Japanese recipe portal Cookpad acquired Lebanese cuisine website Shahiya for $13.3 million last week. While is not a lot compared to Silicon Valley's headlines of Instagram being acquired for $1 billion or Whatsapp being acquired for $22 billion, the deal is being lauded as a landmark in the region as it is the first exit of a Middle Eastern start up.
The cooking website boasts over 3 million monthly users, 90% of whom are women. With user-created recipes in Arabic and English, Shahiya offers thousands of versions of Middle Eastern dishes. Although the website's creators are Lebanese, three AUB graduates, the site has a strong reach in the region, with over 1 million monthly users in Saudi Arabia alone.

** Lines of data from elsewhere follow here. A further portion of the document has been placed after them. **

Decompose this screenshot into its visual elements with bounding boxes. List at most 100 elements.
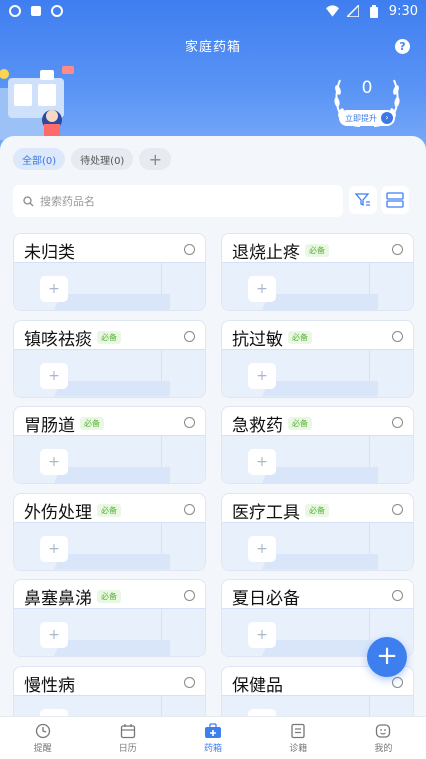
nav-item-medkit[interactable]: 药箱 [170, 717, 255, 759]
shelf-part [54, 553, 170, 570]
category-card[interactable]: 镇咳祛痰 必备 + [13, 319, 206, 398]
app-notification-icon [50, 5, 63, 18]
category-card[interactable]: 抗过敏 必备 + [221, 319, 414, 398]
add-item-button[interactable]: + [40, 622, 68, 648]
category-card[interactable]: 胃肠道 必备 + [13, 406, 206, 484]
search-icon [23, 195, 34, 206]
comment-icon[interactable] [392, 330, 403, 342]
filter-chip-all[interactable]: 全部(0) [13, 148, 66, 170]
category-name: 未归类 [24, 238, 75, 263]
search-placeholder: 搜索药品名 [40, 195, 95, 208]
nav-item-reminder[interactable]: 提醒 [0, 717, 85, 759]
essential-badge: 必备 [288, 417, 312, 430]
shelf-part [262, 640, 378, 656]
shelf-part [262, 467, 378, 483]
category-card[interactable]: 急救药 必备 + [221, 406, 414, 484]
comment-icon[interactable] [392, 244, 403, 255]
category-card[interactable]: 未归类 + [13, 233, 206, 311]
comment-icon[interactable] [184, 244, 195, 255]
category-name: 外伤处理 必备 [24, 498, 121, 523]
add-item-button[interactable]: + [248, 449, 276, 475]
page-title: 家庭药箱 [184, 40, 241, 55]
category-label: 未归类 [24, 243, 75, 263]
health-score: 0 [361, 78, 373, 98]
shelf-part [262, 553, 378, 570]
comment-icon[interactable] [392, 676, 403, 688]
help-icon[interactable]: ? [395, 39, 410, 54]
essential-badge: 必备 [305, 503, 329, 517]
essential-badge: 必备 [97, 330, 121, 344]
app-notification-icon [29, 5, 42, 18]
category-label: 夏日必备 [232, 589, 300, 609]
category-label: 鼻塞鼻涕 [24, 589, 92, 609]
category-name: 抗过敏 必备 [232, 325, 312, 350]
nav-item-calendar[interactable]: 日历 [85, 717, 170, 759]
comment-icon[interactable] [392, 417, 403, 428]
comment-icon[interactable] [184, 417, 195, 428]
medicine-cabinet-illustration [0, 66, 74, 140]
shelf-part [54, 640, 170, 656]
comment-icon[interactable] [184, 590, 195, 601]
nav-label: 诊籍 [289, 743, 308, 754]
chevron-right-icon: › [381, 112, 393, 124]
category-label: 退烧止疼 [232, 243, 300, 263]
add-item-button[interactable]: + [40, 276, 68, 302]
add-filter-button[interactable]: + [139, 148, 172, 170]
calendar-icon [120, 723, 135, 738]
bottom-nav: 提醒 日历 药箱 诊籍 我的 [0, 716, 426, 759]
category-card[interactable]: 鼻塞鼻涕 必备 + [13, 579, 206, 657]
header: 9:30 家庭药箱 ? 0 立即提升 › [0, 0, 426, 150]
category-name: 慢性病 [24, 671, 75, 696]
category-card[interactable]: 退烧止疼 必备 + [221, 233, 414, 311]
category-card[interactable]: 医疗工具 必备 + [221, 492, 414, 571]
comment-icon[interactable] [184, 503, 195, 515]
category-name: 保健品 [232, 671, 283, 696]
nav-label: 日历 [118, 743, 137, 754]
shelf-part [54, 467, 170, 483]
search-input[interactable]: 搜索药品名 [13, 185, 343, 217]
promote-label: 立即提升 [345, 113, 377, 123]
category-label: 胃肠道 [24, 416, 75, 436]
add-medicine-button[interactable]: + [367, 637, 407, 677]
record-icon [291, 723, 305, 738]
add-item-button[interactable]: + [248, 362, 276, 389]
add-item-button[interactable]: + [248, 276, 276, 302]
filter-chips: 全部(0) 待处理(0) + [13, 148, 172, 170]
view-toggle-button[interactable] [381, 186, 409, 214]
category-label: 外伤处理 [24, 502, 92, 523]
nav-item-profile[interactable]: 我的 [341, 717, 426, 759]
category-name: 退烧止疼 必备 [232, 238, 329, 263]
wifi-icon [325, 5, 339, 18]
essential-badge: 必备 [288, 330, 312, 344]
add-item-button[interactable]: + [248, 535, 276, 562]
promote-button[interactable]: 立即提升 › [339, 110, 395, 126]
medkit-icon [205, 722, 221, 738]
add-item-button[interactable]: + [40, 535, 68, 562]
list-view-icon [386, 192, 404, 208]
nav-label: 提醒 [33, 743, 52, 754]
profile-icon [376, 723, 391, 738]
filter-button[interactable] [349, 186, 377, 214]
category-name: 鼻塞鼻涕 必备 [24, 584, 121, 609]
add-item-button[interactable]: + [40, 449, 68, 475]
essential-badge: 必备 [97, 590, 121, 603]
comment-icon[interactable] [184, 676, 195, 688]
essential-badge: 必备 [80, 417, 104, 430]
shelf-part [262, 294, 378, 310]
add-item-button[interactable]: + [40, 362, 68, 389]
nav-label: 我的 [374, 743, 393, 754]
filter-icon [355, 193, 370, 207]
category-card[interactable]: 外伤处理 必备 + [13, 492, 206, 571]
category-label: 抗过敏 [232, 329, 283, 350]
category-name: 胃肠道 必备 [24, 411, 104, 436]
filter-chip-pending[interactable]: 待处理(0) [71, 148, 134, 170]
add-item-button[interactable]: + [248, 622, 276, 648]
category-label: 保健品 [232, 675, 283, 696]
essential-badge: 必备 [305, 244, 329, 257]
comment-icon[interactable] [392, 503, 403, 515]
shelf-part [262, 380, 378, 397]
comment-icon[interactable] [392, 590, 403, 601]
comment-icon[interactable] [184, 330, 195, 342]
nav-item-records[interactable]: 诊籍 [256, 717, 341, 759]
category-label: 镇咳祛痰 [24, 329, 92, 350]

In addition to the website, there is also an application for mobile use.
Aiming to be closer to a virtual cookbook with user interaction and comments, than a chat room with untested dishes, the website has a team of nutritionist that test each posted recipe for accuracy. They also developed an algorithm that determines fat, cholesterol and calories in each dish.
Middle East Venture Partners invested $500,000 in Shayiha in 2013, and at Lebanon's Accelerate 2014 Conference, MEVP Managing Partner Walid Hanna spoke about the large return on investment for the venture capital firm and how this deal will allow MEVP to continue investing in start ups in the region. This is the firm's first acquisition to exit.
"We have always known that Shahiya's future should be aligned with such a global player," says Shahiya Cofounder and CEO Hala Labaki in a statement. "Like Cookpad, we obsess over our users and the simplicity of our offering, and look forward to expanding and doing more for our community."
The website Cookpad has been acquiring international food websites around the world including Mis Recetas from Spain and DapurMasak from Indonesia .
Accelerators are being founded all over the region while individual countries are showing increased interest in fostering start up ecosystems in the Middle East. Start up success stories like Shahiya are essential to continuing this growth.